Kees Chalmers’s review published on Letterboxd:
As someone who had watched The Room before watching The Disaster Artist I was very hesitant and cautious with my excitement. This film could’ve easily gone very wrong, but thankfully it delivered in every way it could’ve. I absolutely love this movie and it all comes down to James Franco.
He embodies Tommy Wiseau with all of his mannerisms and quirkiness. You didn’t see the actor you only saw the character he’s playing and that’s a very high compliment for an actor. You can tell he put so much commitment into this performance. My biggest praise I can give him is he didn’t go over the top. He was extremely funny but only in the times where he was supposed to be. He still managed to play a serious and heartfelt role when he had to. With playing a role like this it’s very easy to lose yourself and play the comedic role in every situation but James Franco understood the character that is Tommy Wiseau and perfectly nailed the balance between comedy and serious tones. Dave Franco is also very good in this film. He plays the grounded tone very well and had very good chemistry with Tommy (which you’d expect considering they’re brothers).

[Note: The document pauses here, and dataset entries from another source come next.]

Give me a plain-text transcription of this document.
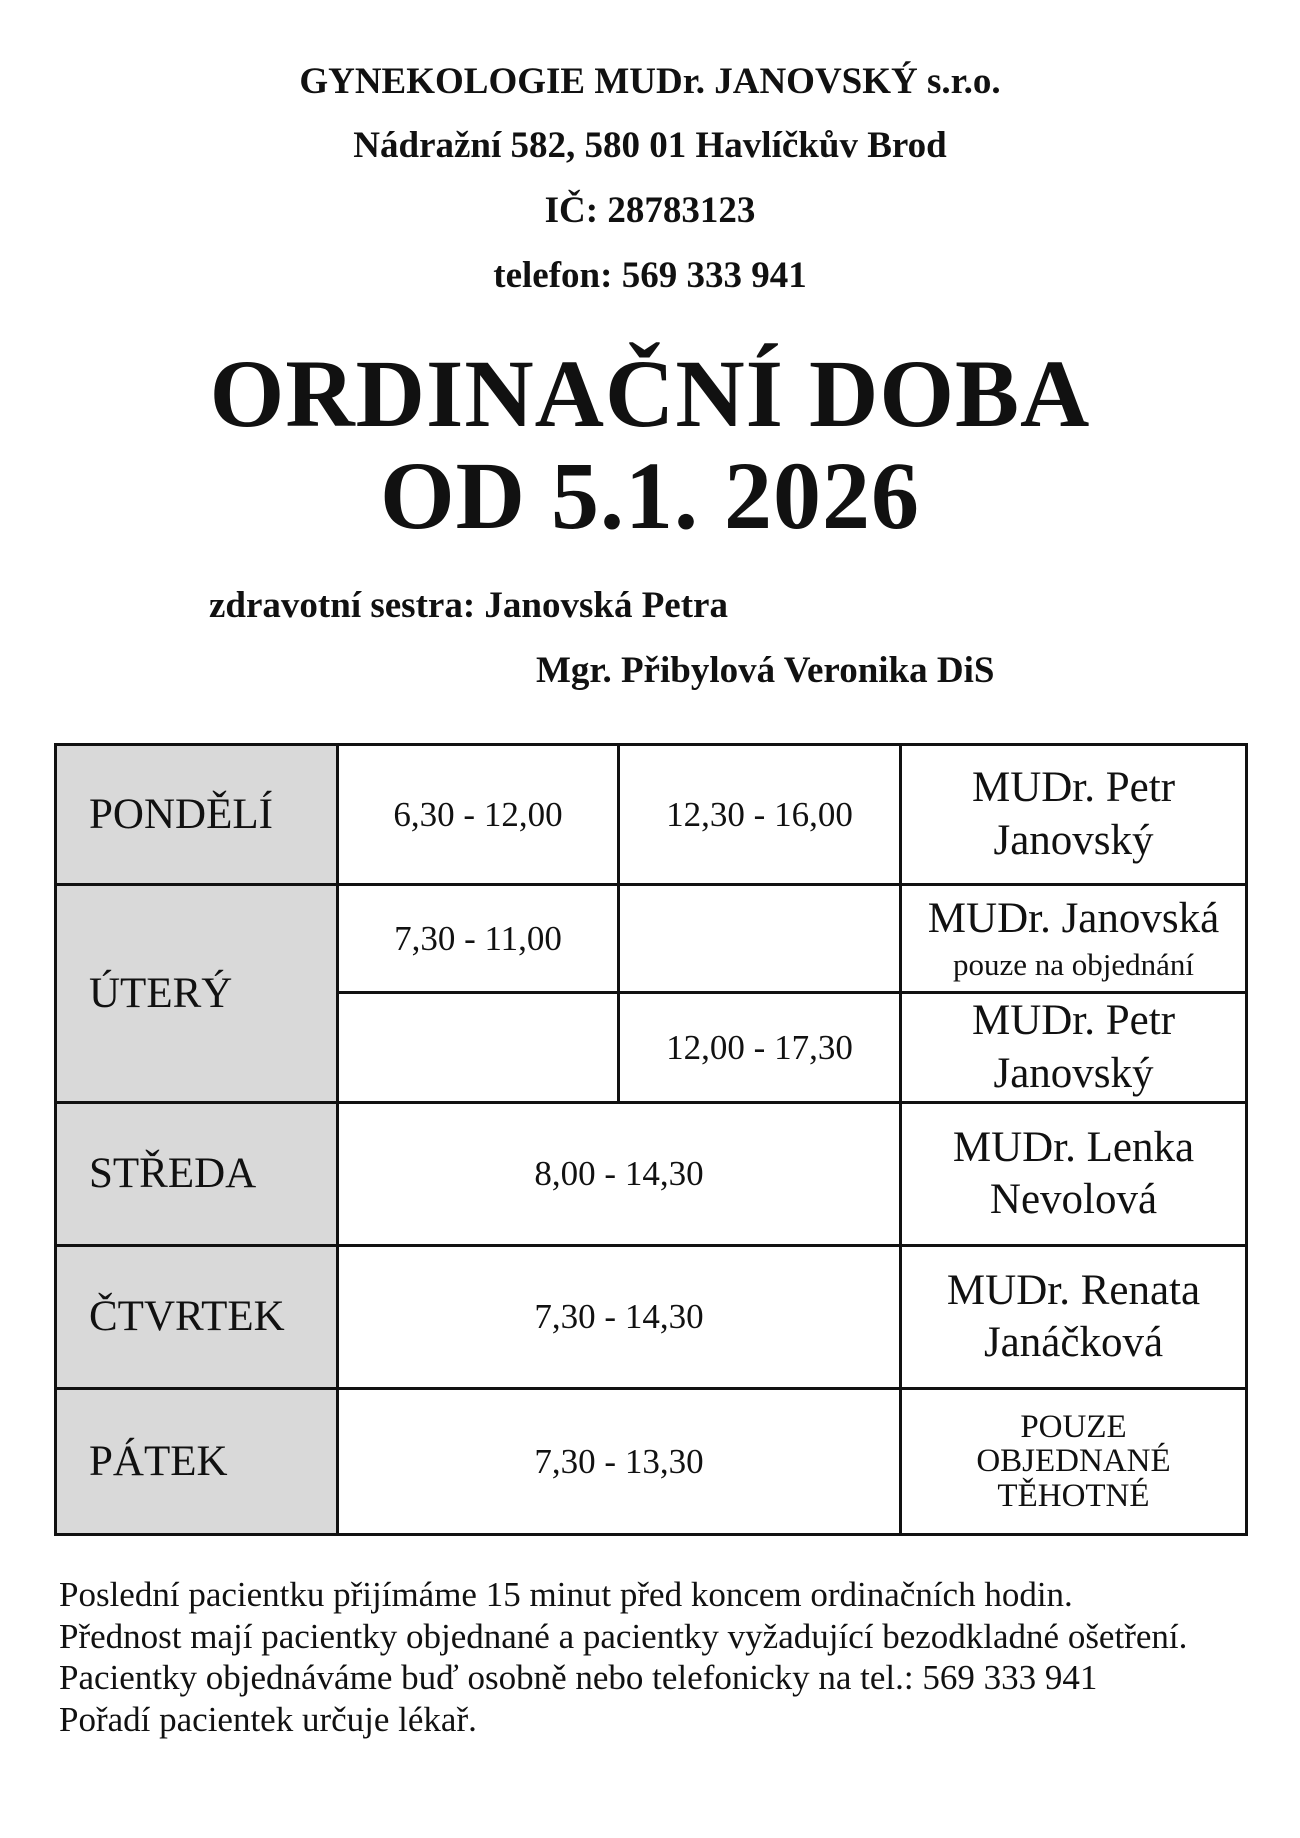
GYNEKOLOGIE MUDr. JANOVSKÝ s.r.o.
Nádražní 582, 580 01 Havlíčkův Brod
IČ: 28783123
telefon: 569 333 941
ORDINAČNÍ DOBA
OD 5.1. 2026
zdravotní sestra: Janovská Petra
Mgr. Přibylová Veronika DiS
PONDĚLÍ	6,30 - 12,00	12,30 - 16,00	MUDr. Petr
Janovský
ÚTERÝ	7,30 - 11,00		MUDr. Janovská
pouze na objednání

		12,00 - 17,30	MUDr. Petr
Janovský
STŘEDA	8,00 - 14,30		MUDr. Lenka
Nevolová
ČTVRTEK	7,30 - 14,30		MUDr. Renata
Janáčková
PÁTEK	7,30 - 13,30		POUZE
OBJEDNANÉ
TĚHOTNÉ

Poslední pacientku přijímáme 15 minut před koncem ordinačních hodin.

Přednost mají pacientky objednané a pacientky vyžadující bezodkladné ošetření.

Pacientky objednáváme buď osobně nebo telefonicky na tel.: 569 333 941

Pořadí pacientek určuje lékař.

This film is filled to the brim with hilarity. Every single comedic moment landed for me and that comes down to the writing. The script for this film is so good, despite at times I felt like it was a little on the nose but I suppose it had to be if it is to cater for people who are unfamiliar with The Room. But other than that the script is written flawlessly and combine that with the exquisite line delivery from the whole cast you have a truly hilarious film. James Franco’s direction is also extremely good. He balances the tones of comedy and heartfelt moments so well throughout. He doesn’t try and incorporate unnecessary cheap gags in place of a serious moment that progresses the story which again is a very easy trap to fall into when making a film like this. The odd shot selection and cinematography matched the obscurity and weirdness of The Room and the character of Tommy Wiseau. I loved the style in which James Franco directed this film.
What this film also did do well is it immersed you into the film making process of The Room. It was truly enthralling to see some of these infamous scenes of cinema being made. It didn’t glamorize the process and at times depicted it as a bit of a hell hole and showed Tommy Wiseau in a very negative light which I really liked. It made it feel real and authentic. It took me into that world and made me just want to be a fly on the wall and watch this disaster take place.
Underneath the hilarity there is a very touching story about friendship which I wasn’t expecting. And it’s done in such a way where it doesn’t feel sappy or overdone, it feels raw and visceral and that story of friendship is my favorite aspect of The Disaster Artist.
This film could’ve easily been a disaster. At every single decision they made in this film there always seemed to be a second option that would’ve made it so much worse. But a fantastic performance and direction from James Franco carries this film and gave the fans exactly what we wanted. One of the best of 2017.